Keeping pace with the growing membership, plans are now underway
to remodel the Sam Black Church. A basement is being planned for the
building, and Sunday school rooms are to be provided. The project will cost
between $2,500 and $3,000. There has long been felt in the community a
need for a sort of community center, suitable for community gatherings as
well as church activities. The improvements now planned will meet this
need.

This new addition is to be dedicated to the community's veterans of
World War II, a large number of whom are listed on the church roll. Present
and former members of the Sam Black Church are being asked to assist with
the new project.

The finance committee named to supervise the work include B. C.
Barnett, chairman, Ray Perkins, Ralph Perkins, Ernest Sheppard, D. G.
Jeffries, and Mrs. Lillie Dietz.

Last of the Lines

Mrs. Ella J. Rupert, wife of the late Dr. Lualzo Rupert, and the
daughter of Rev. Sam Black, is the last direct descendant of the famed
circuit rider. She is going on 87, and resides in Rupert in the large brick
house where she started housekeeping more than a half a century ago.

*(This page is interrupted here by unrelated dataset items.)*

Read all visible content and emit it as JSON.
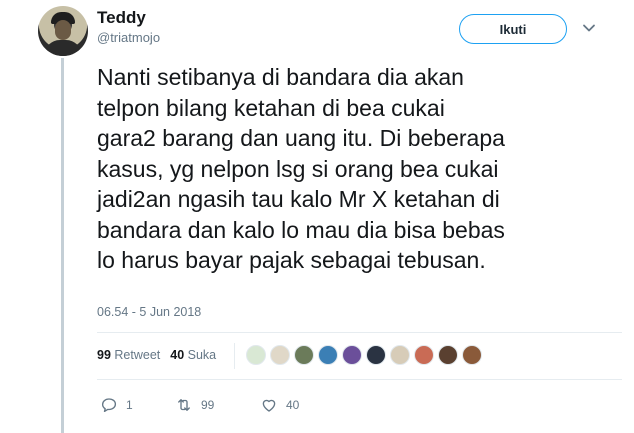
{
  "tweet": {
    "author_name": "Teddy",
    "author_handle": "@triatmojo",
    "follow_label": "Ikuti",
    "text": "Nanti setibanya di bandara dia akan\ntelpon bilang ketahan di bea cukai\ngara2 barang dan uang itu. Di beberapa\nkasus, yg nelpon lsg si orang bea cukai\njadi2an ngasih tau kalo Mr X ketahan di\nbandara dan kalo lo mau dia bisa bebas\nlo harus bayar pajak sebagai tebusan.",
    "timestamp": "06.54 - 5 Jun 2018"
  },
  "stats": {
    "retweet_count": "99",
    "retweet_label": "Retweet",
    "like_count": "40",
    "like_label": "Suka"
  },
  "likers": [
    {
      "icon": "avatar",
      "color": "#d9e8d4"
    },
    {
      "icon": "avatar",
      "color": "#e0d8c8"
    },
    {
      "icon": "avatar",
      "color": "#6b7b5a"
    },
    {
      "icon": "avatar",
      "color": "#3b7fb5"
    },
    {
      "icon": "avatar",
      "color": "#6b4f9a"
    },
    {
      "icon": "avatar",
      "color": "#2a3342"
    },
    {
      "icon": "avatar",
      "color": "#d7ccb8"
    },
    {
      "icon": "avatar",
      "color": "#c96b55"
    },
    {
      "icon": "avatar",
      "color": "#5a4030"
    },
    {
      "icon": "avatar",
      "color": "#8a5a3a"
    }
  ],
  "actions": {
    "reply_count": "1",
    "retweet_count": "99",
    "like_count": "40"
  },
  "colors": {
    "accent": "#1da1f2",
    "muted": "#657786",
    "text": "#14171a"
  }
}
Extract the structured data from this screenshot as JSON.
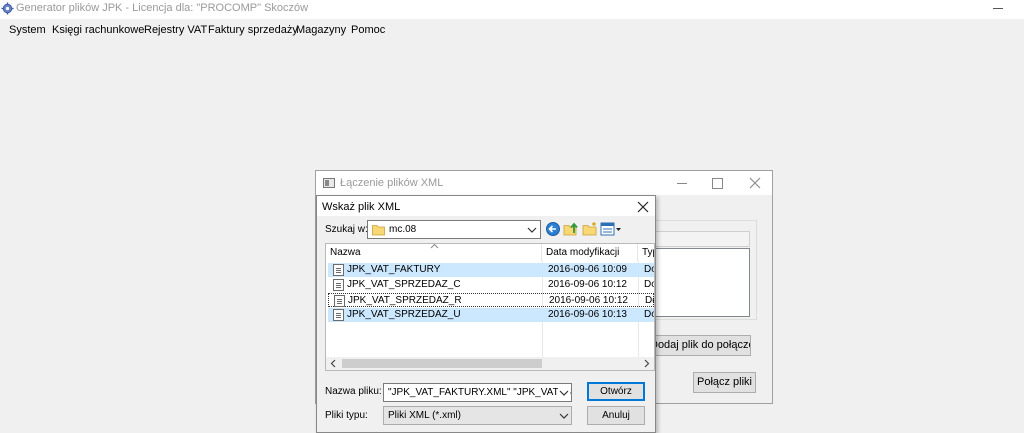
{
  "app": {
    "title": "Generator plików JPK - Licencja dla: \"PROCOMP\" Skoczów",
    "icon": "gears-icon"
  },
  "menu": {
    "items": [
      {
        "label": "System"
      },
      {
        "label": "Księgi rachunkowe"
      },
      {
        "label": "Rejestry VAT"
      },
      {
        "label": "Faktury sprzedaży"
      },
      {
        "label": "Magazyny"
      },
      {
        "label": "Pomoc"
      }
    ]
  },
  "merge_dialog": {
    "title": "Łączenie plików XML",
    "add_file_button": "Dodaj plik do połączenia",
    "merge_button": "Połącz pliki"
  },
  "file_dialog": {
    "title": "Wskaż plik XML",
    "look_in_label": "Szukaj w:",
    "look_in_value": "mc.08",
    "columns": {
      "name": "Nazwa",
      "date": "Data modyfikacji",
      "type": "Typ"
    },
    "files": [
      {
        "name": "JPK_VAT_FAKTURY",
        "date": "2016-09-06 10:09",
        "type": "Dokument XML",
        "selected": true
      },
      {
        "name": "JPK_VAT_SPRZEDAZ_C",
        "date": "2016-09-06 10:12",
        "type": "Dokument XML",
        "selected": false
      },
      {
        "name": "JPK_VAT_SPRZEDAZ_R",
        "date": "2016-09-06 10:12",
        "type": "Dokument XML",
        "selected": false
      },
      {
        "name": "JPK_VAT_SPRZEDAZ_U",
        "date": "2016-09-06 10:13",
        "type": "Dokument XML",
        "selected": true
      }
    ],
    "filename_label": "Nazwa pliku:",
    "filename_value": "\"JPK_VAT_FAKTURY.XML\" \"JPK_VAT_SPRZEDAZ_U.XML\"",
    "filetype_label": "Pliki typu:",
    "filetype_value": "Pliki XML (*.xml)",
    "open_button": "Otwórz",
    "cancel_button": "Anuluj"
  },
  "colors": {
    "selection": "#cce8ff",
    "accent": "#0078d7",
    "dialog_bg": "#f0f0f0"
  }
}
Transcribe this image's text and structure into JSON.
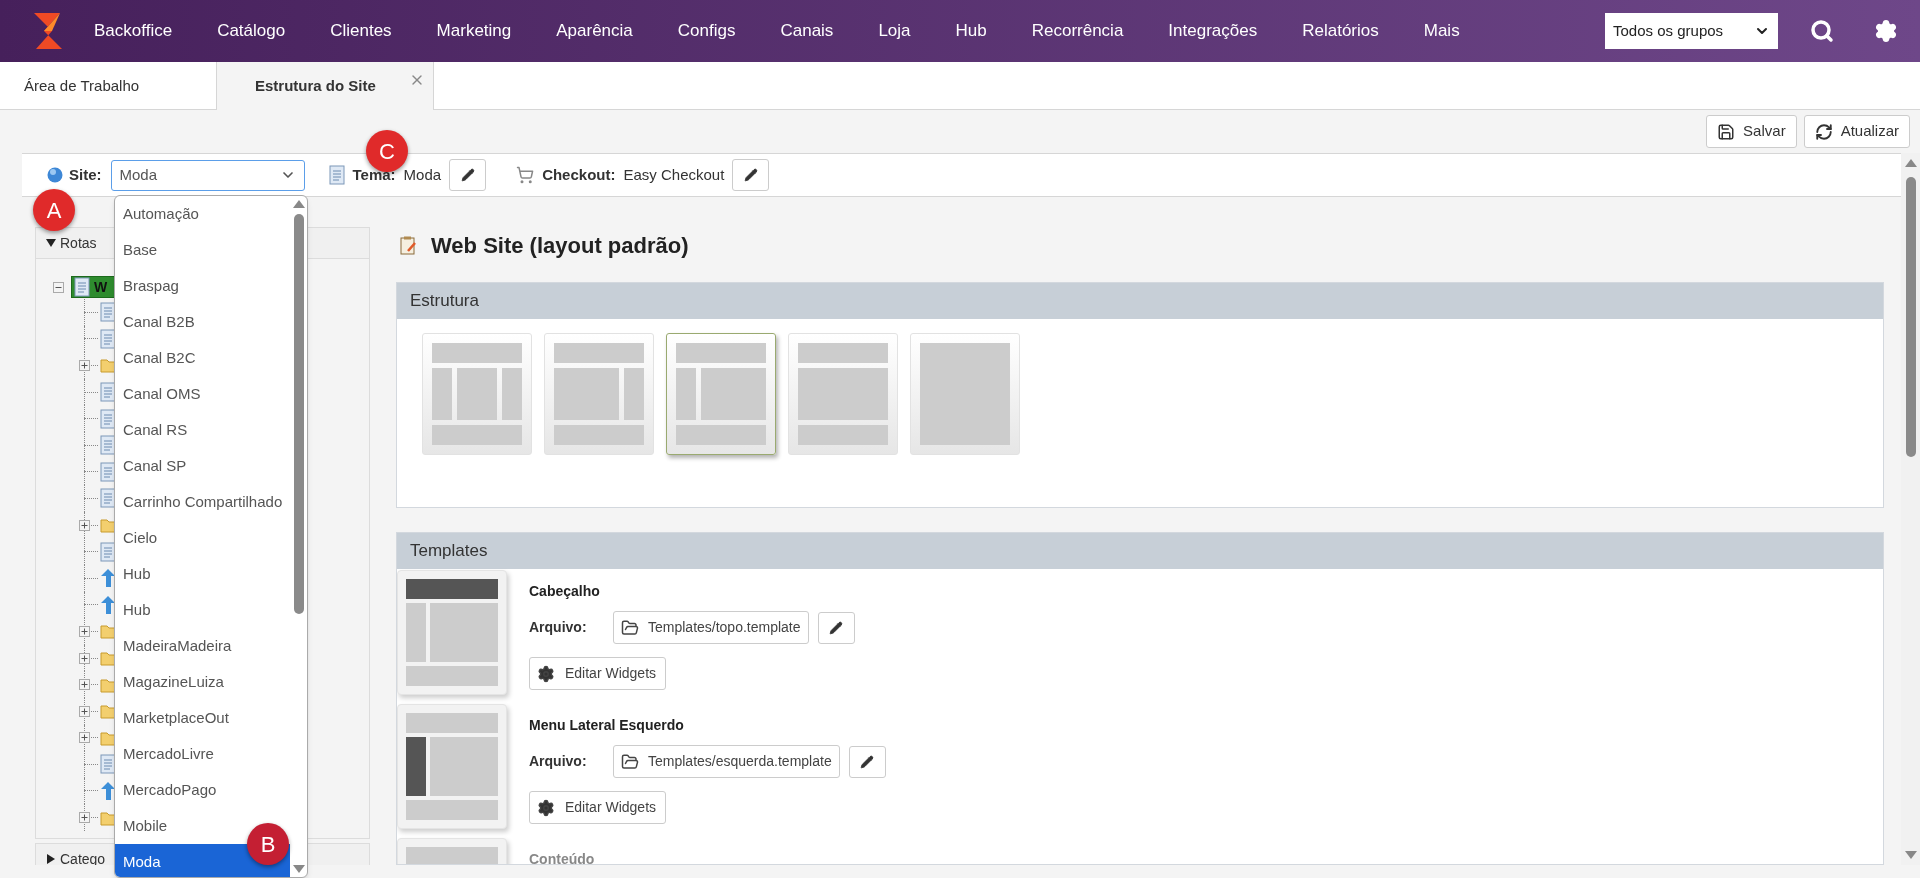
{
  "nav": {
    "items": [
      "Backoffice",
      "Catálogo",
      "Clientes",
      "Marketing",
      "Aparência",
      "Configs",
      "Canais",
      "Loja",
      "Hub",
      "Recorrência",
      "Integrações",
      "Relatórios",
      "Mais"
    ],
    "group_select": "Todos os grupos"
  },
  "tabs": [
    {
      "label": "Área de Trabalho",
      "selected": false,
      "closable": false
    },
    {
      "label": "Estrutura do Site",
      "selected": true,
      "closable": true
    }
  ],
  "toolbar": {
    "buttons": [
      {
        "kind": "save",
        "label": "Salvar"
      },
      {
        "kind": "refresh",
        "label": "Atualizar"
      }
    ]
  },
  "site_bar": {
    "site_label": "Site:",
    "site_value": "Moda",
    "theme_label": "Tema:",
    "theme_value": "Moda",
    "checkout_label": "Checkout:",
    "checkout_value": "Easy Checkout"
  },
  "site_dropdown": {
    "options": [
      {
        "label": "Automação",
        "selected": false
      },
      {
        "label": "Base",
        "selected": false
      },
      {
        "label": "Braspag",
        "selected": false
      },
      {
        "label": "Canal B2B",
        "selected": false
      },
      {
        "label": "Canal B2C",
        "selected": false
      },
      {
        "label": "Canal OMS",
        "selected": false
      },
      {
        "label": "Canal RS",
        "selected": false
      },
      {
        "label": "Canal SP",
        "selected": false
      },
      {
        "label": "Carrinho Compartilhado",
        "selected": false
      },
      {
        "label": "Cielo",
        "selected": false
      },
      {
        "label": "Hub",
        "selected": false
      },
      {
        "label": "Hub",
        "selected": false
      },
      {
        "label": "MadeiraMadeira",
        "selected": false
      },
      {
        "label": "MagazineLuiza",
        "selected": false
      },
      {
        "label": "MarketplaceOut",
        "selected": false
      },
      {
        "label": "MercadoLivre",
        "selected": false
      },
      {
        "label": "MercadoPago",
        "selected": false
      },
      {
        "label": "Mobile",
        "selected": false
      },
      {
        "label": "Moda",
        "selected": true
      }
    ]
  },
  "sidebar": {
    "sections": [
      {
        "label": "Rotas",
        "expanded": true
      },
      {
        "label": "Catego",
        "expanded": false
      }
    ],
    "tree": {
      "label": "W",
      "expanded": true,
      "children": [
        {
          "kind": "page"
        },
        {
          "kind": "page"
        },
        {
          "kind": "folder",
          "expanded": false
        },
        {
          "kind": "page"
        },
        {
          "kind": "page"
        },
        {
          "kind": "page"
        },
        {
          "kind": "page"
        },
        {
          "kind": "page"
        },
        {
          "kind": "folder",
          "expanded": false
        },
        {
          "kind": "page"
        },
        {
          "kind": "redirect"
        },
        {
          "kind": "redirect"
        },
        {
          "kind": "folder",
          "expanded": false
        },
        {
          "kind": "folder",
          "expanded": false
        },
        {
          "kind": "folder",
          "expanded": false
        },
        {
          "kind": "folder",
          "expanded": false
        },
        {
          "kind": "folder",
          "expanded": false
        },
        {
          "kind": "page"
        },
        {
          "kind": "redirect"
        },
        {
          "kind": "folder",
          "expanded": false
        }
      ]
    }
  },
  "main": {
    "title": "Web Site (layout padrão)",
    "structure": {
      "title": "Estrutura",
      "layouts": [
        {
          "kind": "three-column",
          "selected": false
        },
        {
          "kind": "right-sidebar",
          "selected": false
        },
        {
          "kind": "left-sidebar",
          "selected": true
        },
        {
          "kind": "single",
          "selected": false
        },
        {
          "kind": "full",
          "selected": false
        }
      ]
    },
    "templates": {
      "title": "Templates",
      "items": [
        {
          "name": "Cabeçalho",
          "kind": "top",
          "disabled": false,
          "file_label": "Arquivo:",
          "file": "Templates/topo.template",
          "widgets_button": "Editar Widgets"
        },
        {
          "name": "Menu Lateral Esquerdo",
          "kind": "left",
          "disabled": false,
          "file_label": "Arquivo:",
          "file": "Templates/esquerda.template",
          "widgets_button": "Editar Widgets"
        },
        {
          "name": "Conteúdo",
          "kind": "center",
          "disabled": true
        }
      ]
    }
  },
  "annotations": [
    {
      "label": "A"
    },
    {
      "label": "B"
    },
    {
      "label": "C"
    }
  ]
}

A nephew of Rev. Black, Sam Tommy Black, also raised a
distinguished family just a few miles east of Rupert, One son, H. A. Black,
owns and operates Black's Tourist Court, one of the finest of its kind on the
Midland Trail. Another son, Dr. William P. Black, is a prominent Charleston
physician, is surgeon for Greyhound Lines, Libby Owens, and other plants. A
third son, the late R. D. Black, was also a well know Charleston physician, a
former surgeon for the Chesapeake & Ohio Railway Co.

-------

This article contains 3 photos; 1. a photo captioned "Rev. Samuel Black". 2.
a photo captioned "They Named The Church For Him" "This beautiful little
church, known as the Sam Black Methodist Memorial Church, has become a
landmark on all West Virginia road maps. Located on the Midland Trail, a few
miles east of Rupert, it was named for the Rev. Samuel Black, noted
Methodist circuit rider who died in 1899." 3. a photo captioned "Last Of
Distinguished Line" "Mrs. Ella J. Rupert, going on 87, is the daughter of the
Rev. Samuel Black, and the last direct descendant of the famed Methodist
circuit rider still living, She resides at Rupert and still owns the Black farm."